Une enquête menée par l’hebdomadaire américain Time et la chaîne CNN auprès de 1 400 lecteurs, évalue à 82 % les « croyants » en cette forme de traitement L’Indien Deepak Chopra, qui serait endocrinologue, a professé aux Etats‑Unis une médecine fondée sur le mysticisme hindou. « Maître à penser de nombreuses stars du cinéma, scientifique et médecin réputé » annonce l’éditeur dans un ouvrage récemment paru dont le titre, Le Retour de Merlin, laisse présager une curieuse scientificité. Du même auteur et dans la même veine vient de paraître la Voie du magicien, où l’on apprend que les ouvrages de Deepak Chopra sont traduits en 25 langues et que le maître. non content de conseiller les vedettes, aide également des chefs d’entreprise et des responsables politiques…

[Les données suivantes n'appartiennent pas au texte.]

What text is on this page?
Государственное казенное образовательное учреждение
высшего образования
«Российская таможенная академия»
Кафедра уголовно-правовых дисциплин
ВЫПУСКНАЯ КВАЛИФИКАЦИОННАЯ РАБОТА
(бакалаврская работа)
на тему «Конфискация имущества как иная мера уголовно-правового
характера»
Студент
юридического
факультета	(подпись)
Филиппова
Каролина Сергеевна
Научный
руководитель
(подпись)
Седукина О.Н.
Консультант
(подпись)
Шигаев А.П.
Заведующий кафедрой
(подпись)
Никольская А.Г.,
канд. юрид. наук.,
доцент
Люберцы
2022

L’aveuglement de toute raison ouvre la voie qui mène au culte du chef, prépare l’individu à la passivité et à l’adhésion fanatique. Ainsi, lorsqu’on dit que les croyances apportent une solution à la crise du sens, il s’agit pour certains d’offrir une explication hors du sens, hors de la raison. Toute démarche intellectuelle se voit dès lors dissuadée, car le « non‑sens » est l’explication d’un monde où la raison devient tabou, afin de mieux servir les passions (le fanatisme) ou la passivité (le suivisme). C’est la porte grande ouverte aux sectes qu’elles soient religieuses ou politiques, l’abdication par le citoyen de la maîtrise ou du choix de son futur.
La confiance dans la raison, qui coha bita pendant des siècles avec les utopies sociales, est en perte de vitesse. L’idée que l’homme est raisonnable, capable de penser l’universel engendrait naguère des illusions cohérentes des espoirs collectifs et positifs. L’ascension de l’irrationnel, la fascination par l’extase contemplative, risquent de colorer notre futur en noir. On peut craindre en effet que, comme l’affirmait Goya, le sommeil de la raison engendre des monstres.